Le fait de notre contexte est toujours présent. JE SUIS quelqu'un qui a bénéficié d'un système injuste, et le patient et moi avons de vrais sentiments à ce sujet. Ceux-ci doivent être quelque part dans la pièce. Je ne vois pas cela comme un transfert mais j'apprécie qu'il ajoute à la résistance et soit imprégné de fantaisie digne d'analyse. 

La race est un sujet incontournable en Afrique du Sud. Heureusement, nous pouvons penser ensemble, en tant que psychanalystes, à ces dynamiques. Ceci est utile à condition de rester ouvert à entendre le propre récit du patient.

Comment voyez-vous l'avenir de la psychanalyse en Afrique du Sud / Le Cap?

L'une de nos tâches en tant que société africaine est de faire évoluer la psychanalyse africaine.
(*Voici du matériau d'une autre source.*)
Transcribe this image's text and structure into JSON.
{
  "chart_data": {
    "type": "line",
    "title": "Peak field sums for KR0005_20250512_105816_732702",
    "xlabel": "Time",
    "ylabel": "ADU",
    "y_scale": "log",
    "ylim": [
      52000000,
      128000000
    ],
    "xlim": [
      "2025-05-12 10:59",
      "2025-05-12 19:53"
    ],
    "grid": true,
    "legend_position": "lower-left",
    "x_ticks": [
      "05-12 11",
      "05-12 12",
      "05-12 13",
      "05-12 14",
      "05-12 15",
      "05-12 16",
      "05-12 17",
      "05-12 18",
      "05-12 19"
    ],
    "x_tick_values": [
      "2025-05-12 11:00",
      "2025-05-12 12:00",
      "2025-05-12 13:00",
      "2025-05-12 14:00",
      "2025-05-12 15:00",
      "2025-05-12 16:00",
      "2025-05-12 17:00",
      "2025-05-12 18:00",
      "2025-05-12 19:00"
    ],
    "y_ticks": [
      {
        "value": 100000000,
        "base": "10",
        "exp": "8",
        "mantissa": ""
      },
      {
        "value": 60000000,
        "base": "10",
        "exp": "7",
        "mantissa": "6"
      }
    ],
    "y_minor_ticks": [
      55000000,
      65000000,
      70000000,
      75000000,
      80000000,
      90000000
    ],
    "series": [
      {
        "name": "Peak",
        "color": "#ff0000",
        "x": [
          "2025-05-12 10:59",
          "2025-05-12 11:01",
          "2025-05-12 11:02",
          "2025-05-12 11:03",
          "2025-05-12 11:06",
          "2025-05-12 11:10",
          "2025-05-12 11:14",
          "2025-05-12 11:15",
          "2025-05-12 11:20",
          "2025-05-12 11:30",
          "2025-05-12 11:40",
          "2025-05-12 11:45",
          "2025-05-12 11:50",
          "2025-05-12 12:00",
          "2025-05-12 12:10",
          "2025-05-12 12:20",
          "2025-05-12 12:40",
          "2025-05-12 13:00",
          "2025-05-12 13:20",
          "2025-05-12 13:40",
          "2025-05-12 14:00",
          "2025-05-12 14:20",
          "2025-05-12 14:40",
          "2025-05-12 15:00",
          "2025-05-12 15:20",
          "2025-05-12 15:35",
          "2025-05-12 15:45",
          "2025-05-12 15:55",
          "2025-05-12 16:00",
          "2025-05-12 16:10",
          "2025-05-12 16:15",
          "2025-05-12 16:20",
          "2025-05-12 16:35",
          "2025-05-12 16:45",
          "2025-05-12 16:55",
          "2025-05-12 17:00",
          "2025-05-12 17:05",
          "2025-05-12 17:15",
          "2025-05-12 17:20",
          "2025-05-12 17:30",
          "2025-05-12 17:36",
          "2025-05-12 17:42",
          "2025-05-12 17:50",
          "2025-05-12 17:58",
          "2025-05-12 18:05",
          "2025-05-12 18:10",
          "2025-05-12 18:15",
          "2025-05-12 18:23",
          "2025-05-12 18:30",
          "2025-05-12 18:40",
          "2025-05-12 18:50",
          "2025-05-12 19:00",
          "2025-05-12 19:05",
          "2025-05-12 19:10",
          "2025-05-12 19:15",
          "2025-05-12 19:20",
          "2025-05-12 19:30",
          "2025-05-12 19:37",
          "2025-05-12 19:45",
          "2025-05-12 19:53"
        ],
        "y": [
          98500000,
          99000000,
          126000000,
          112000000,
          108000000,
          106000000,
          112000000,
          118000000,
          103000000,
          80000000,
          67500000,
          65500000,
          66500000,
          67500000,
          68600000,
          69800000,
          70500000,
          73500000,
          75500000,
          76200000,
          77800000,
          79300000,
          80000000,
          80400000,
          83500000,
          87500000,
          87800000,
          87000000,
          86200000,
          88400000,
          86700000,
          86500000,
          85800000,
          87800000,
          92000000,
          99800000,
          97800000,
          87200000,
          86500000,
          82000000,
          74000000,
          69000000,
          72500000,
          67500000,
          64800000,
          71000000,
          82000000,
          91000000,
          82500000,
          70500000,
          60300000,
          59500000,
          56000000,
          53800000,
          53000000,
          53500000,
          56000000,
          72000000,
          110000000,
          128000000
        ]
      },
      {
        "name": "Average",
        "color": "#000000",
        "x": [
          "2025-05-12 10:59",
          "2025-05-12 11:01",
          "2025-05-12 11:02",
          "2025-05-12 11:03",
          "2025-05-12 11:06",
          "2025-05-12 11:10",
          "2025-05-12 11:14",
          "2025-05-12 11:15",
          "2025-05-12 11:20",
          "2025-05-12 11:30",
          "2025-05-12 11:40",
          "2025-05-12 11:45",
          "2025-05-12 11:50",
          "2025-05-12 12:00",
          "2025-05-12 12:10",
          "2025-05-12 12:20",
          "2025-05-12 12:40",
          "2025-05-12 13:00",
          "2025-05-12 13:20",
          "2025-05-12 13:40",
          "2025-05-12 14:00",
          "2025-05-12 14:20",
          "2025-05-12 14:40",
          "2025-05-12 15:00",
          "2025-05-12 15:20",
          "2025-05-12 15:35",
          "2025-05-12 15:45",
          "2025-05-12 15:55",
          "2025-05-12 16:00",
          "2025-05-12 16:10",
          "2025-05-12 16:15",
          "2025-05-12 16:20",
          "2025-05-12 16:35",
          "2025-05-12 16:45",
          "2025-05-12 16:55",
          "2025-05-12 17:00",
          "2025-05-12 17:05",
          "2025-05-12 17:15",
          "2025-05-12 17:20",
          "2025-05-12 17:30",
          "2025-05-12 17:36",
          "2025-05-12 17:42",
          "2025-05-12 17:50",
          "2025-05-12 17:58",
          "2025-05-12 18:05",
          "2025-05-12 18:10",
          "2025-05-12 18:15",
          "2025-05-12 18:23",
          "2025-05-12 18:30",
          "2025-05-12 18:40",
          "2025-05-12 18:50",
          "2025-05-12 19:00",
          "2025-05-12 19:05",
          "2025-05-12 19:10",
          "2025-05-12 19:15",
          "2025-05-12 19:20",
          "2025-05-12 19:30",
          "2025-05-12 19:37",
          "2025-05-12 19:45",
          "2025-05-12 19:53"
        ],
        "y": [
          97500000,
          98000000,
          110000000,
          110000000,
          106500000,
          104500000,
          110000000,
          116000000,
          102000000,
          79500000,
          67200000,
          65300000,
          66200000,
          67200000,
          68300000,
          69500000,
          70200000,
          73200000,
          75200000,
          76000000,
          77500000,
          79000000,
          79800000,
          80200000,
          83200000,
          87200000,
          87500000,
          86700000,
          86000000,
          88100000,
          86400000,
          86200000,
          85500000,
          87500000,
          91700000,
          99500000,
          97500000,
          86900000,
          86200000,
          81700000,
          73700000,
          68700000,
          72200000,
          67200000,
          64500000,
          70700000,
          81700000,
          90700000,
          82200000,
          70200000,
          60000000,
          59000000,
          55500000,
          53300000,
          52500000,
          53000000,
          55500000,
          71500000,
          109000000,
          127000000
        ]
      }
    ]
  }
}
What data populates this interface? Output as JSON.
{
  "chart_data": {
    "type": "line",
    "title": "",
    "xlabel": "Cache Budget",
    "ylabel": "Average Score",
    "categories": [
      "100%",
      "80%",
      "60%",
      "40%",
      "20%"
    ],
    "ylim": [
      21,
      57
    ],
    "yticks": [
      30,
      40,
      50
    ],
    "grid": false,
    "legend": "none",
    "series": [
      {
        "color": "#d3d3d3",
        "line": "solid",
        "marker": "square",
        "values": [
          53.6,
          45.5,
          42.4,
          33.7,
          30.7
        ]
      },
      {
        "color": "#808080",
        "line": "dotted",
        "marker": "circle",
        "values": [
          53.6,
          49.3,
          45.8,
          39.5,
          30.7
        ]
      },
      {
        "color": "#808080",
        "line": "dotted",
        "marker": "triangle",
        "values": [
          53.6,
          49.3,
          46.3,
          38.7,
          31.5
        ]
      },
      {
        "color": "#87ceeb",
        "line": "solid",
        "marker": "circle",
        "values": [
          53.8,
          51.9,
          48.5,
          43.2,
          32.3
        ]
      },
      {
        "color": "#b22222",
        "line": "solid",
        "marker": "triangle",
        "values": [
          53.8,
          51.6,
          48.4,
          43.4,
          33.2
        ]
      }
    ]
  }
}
Je ne crois pas que la psychanalyse puisse, ou doive, survivre en Afrique du Sud si elle reste une pratique majoritairement européenne. Il a de la valeur à ajouter, mais cela ne sera pas reconnu si la pratique est perçue comme une extension du projet colonial. Puisque la psychanalyse offre une opportunité profonde d'explorer qui nous sommes, je me réjouis à l'idée que notre société produise une théorie à travers l'analyse des Africains par les Africains. Théorie libératrice qui nous permet d'entrer dans la nôtre. Je suis sûr que cela, combiné à l'influence de notre histoire unique, nous permettra de générer des idées qui enrichissent la sphère psychanalytique plus large. 

Nous sommes peut-être une petite société, mais nous grandissons et nous parvenons à devenir plus diversifiés sur le plan racial et culturel. L'avenir s'annonce radieux. 


Vincenzo Sinisi est psychanalyste, analyste de groupe et psychologue clinicien en pratique privée au Cap, en Afrique du Sud. Il est membre direct de l'IPA depuis 2015 et a été qualifié d'analyste de groupe par l'Institute of Group Analysis London en 2014. Il est également le fondateur de TherapyRoute.com.